Los hombres se reunieron bajo su estandarte con entusiasmo, encantados con un príncipe Comneno que era totalmente griego, y las noticias de su avance fueron la señal para Constantinopla. El pueblo enloqueció en una orgía de destrucción, matando a todos los occidentales que pudo encontrar, y destrozando sus casas, sus iglesias, sus almacenes y todo lo que se le puso por delante.
Andrónico fue recibido triunfalmente en la capital y nombrado emperador asociado en 1183. El joven Alejo se vio obligado a firmar la condena a muerte de su madre, y poco después él mismo fue liquidado. Andrónico gobernó solo como Andrónico I, y para fortalecer la legitimidad de su reinado, se casó con la joven mujer de Alejo.
Ya emperador, Andrónico intentó cambiar la orientación pro-occidental que caracterizaba cada vez más la política gubernamental en las últimas décadas. Intentó también mejorar la acción del gobierno aplicando rígidas normas de honestidad, y, sobre todo, limitando el poder de la nobleza feudal. Sentía (con alguna justificación) que estaba llegando la hora del imperio y que la reforma, si se hacía, tenía que hacerse enseguida. No tenía tiempo para condescendencias, y por ello intentó llevar todo a cabo mediante la fuerza.
Como era natural, la nobleza se volvió en contra suya, y el odio a Andrónico se hizo cada vez más intenso. Andrónico tal vez podría haberse salvado si hubiera cultivado el amor del pueblo como un contrapeso; pero, en su duro intento de rejuvenecer el Estado, suspendió las carreras de caballos en el hipódromo como un lujo impropio de los tiempos. Indudablemente tenía razón, pero al adoptar esta medida se enajenó por completo al pueblo de la capital.
Pese a todo esto, se podría haber salvado si no se hubieran producido complicaciones externas; pero se produjeron. Los enemigos de siempre, los normandos, amenazaban de nuevo. El reino normando del sur de Italia y Sicilia estaba ya bajo el gobierno de Guillermo II, y había alcanzado el apogeo de la eficacia y de la prosperidad.
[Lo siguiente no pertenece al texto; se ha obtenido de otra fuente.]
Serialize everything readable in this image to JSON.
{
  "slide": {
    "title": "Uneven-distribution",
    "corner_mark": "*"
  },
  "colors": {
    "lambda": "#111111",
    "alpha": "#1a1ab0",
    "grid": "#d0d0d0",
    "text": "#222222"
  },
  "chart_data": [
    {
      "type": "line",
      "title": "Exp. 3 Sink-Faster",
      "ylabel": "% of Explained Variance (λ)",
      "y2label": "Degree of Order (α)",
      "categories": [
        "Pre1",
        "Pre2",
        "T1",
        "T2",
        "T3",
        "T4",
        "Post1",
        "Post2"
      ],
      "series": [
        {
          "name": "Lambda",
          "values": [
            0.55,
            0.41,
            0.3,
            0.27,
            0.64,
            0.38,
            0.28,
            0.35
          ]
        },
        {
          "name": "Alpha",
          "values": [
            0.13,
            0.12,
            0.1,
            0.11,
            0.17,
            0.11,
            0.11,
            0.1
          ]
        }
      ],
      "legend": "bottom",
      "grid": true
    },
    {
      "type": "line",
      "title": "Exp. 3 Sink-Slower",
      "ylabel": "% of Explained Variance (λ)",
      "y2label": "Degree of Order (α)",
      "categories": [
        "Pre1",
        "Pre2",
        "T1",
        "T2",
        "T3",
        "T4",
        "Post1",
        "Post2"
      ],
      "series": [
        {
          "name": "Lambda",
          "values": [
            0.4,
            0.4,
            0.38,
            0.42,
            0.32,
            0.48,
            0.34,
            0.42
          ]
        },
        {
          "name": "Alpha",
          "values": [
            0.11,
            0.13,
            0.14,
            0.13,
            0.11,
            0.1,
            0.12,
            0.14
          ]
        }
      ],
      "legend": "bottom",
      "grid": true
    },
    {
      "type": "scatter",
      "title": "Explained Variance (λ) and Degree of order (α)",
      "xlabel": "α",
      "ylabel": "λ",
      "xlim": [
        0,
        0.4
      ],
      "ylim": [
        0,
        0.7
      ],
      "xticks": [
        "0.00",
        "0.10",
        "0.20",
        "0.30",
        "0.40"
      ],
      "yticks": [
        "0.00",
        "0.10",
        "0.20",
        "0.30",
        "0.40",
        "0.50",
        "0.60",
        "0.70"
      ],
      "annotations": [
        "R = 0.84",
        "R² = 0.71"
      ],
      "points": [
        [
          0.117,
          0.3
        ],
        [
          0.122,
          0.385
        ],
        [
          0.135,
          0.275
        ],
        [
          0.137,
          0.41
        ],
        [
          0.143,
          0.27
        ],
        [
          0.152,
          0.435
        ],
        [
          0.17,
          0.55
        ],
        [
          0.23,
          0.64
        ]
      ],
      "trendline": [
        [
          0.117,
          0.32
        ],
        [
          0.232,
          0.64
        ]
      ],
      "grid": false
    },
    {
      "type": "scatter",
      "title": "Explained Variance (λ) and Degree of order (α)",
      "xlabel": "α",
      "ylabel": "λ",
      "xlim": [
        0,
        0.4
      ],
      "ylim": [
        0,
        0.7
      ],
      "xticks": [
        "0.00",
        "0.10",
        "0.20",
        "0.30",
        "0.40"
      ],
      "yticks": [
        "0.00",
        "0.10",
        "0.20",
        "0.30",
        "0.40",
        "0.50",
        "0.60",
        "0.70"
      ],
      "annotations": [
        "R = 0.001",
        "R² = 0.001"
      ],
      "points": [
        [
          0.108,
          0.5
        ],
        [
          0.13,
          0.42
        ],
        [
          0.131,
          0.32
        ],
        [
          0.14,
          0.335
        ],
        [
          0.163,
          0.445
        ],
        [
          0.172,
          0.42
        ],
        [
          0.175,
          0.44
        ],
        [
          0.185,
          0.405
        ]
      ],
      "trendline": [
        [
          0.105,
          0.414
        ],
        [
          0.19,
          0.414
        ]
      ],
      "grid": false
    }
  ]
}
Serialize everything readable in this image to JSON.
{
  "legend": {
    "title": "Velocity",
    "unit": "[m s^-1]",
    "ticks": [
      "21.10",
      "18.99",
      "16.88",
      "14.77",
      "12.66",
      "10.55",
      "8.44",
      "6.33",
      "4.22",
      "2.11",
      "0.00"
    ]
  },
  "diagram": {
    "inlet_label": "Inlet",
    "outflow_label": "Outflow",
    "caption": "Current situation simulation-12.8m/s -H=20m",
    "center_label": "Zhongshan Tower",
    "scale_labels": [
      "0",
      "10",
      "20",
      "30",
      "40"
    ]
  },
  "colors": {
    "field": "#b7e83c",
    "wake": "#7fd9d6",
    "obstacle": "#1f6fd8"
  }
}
El sur de Italia no había estado nunca en una posición tan favorable desde los momentos culminantes del poder romano, y aquello jamás volvería a repetirse. Guillermo II era muy consciente de las campañas de sus antepasados contra el imperio, y las noticias de la matanza de occidentales en Constantinopla le daban la causa virtuosa que necesitaba para iniciar de nuevo la vieja guerra.
Durante algún tiempo pareció como si los días de Guiscardo hubieran vuelto. Los normandos desembarcaron en la costa albanesa en 1185, tomaron Durazzo, partieron hacia el interior hasta Tesalónica, en el mar Egeo, que tomaron también, y en represalia por la matanza anterior, mataron a 7.000 de sus habitantes griegos.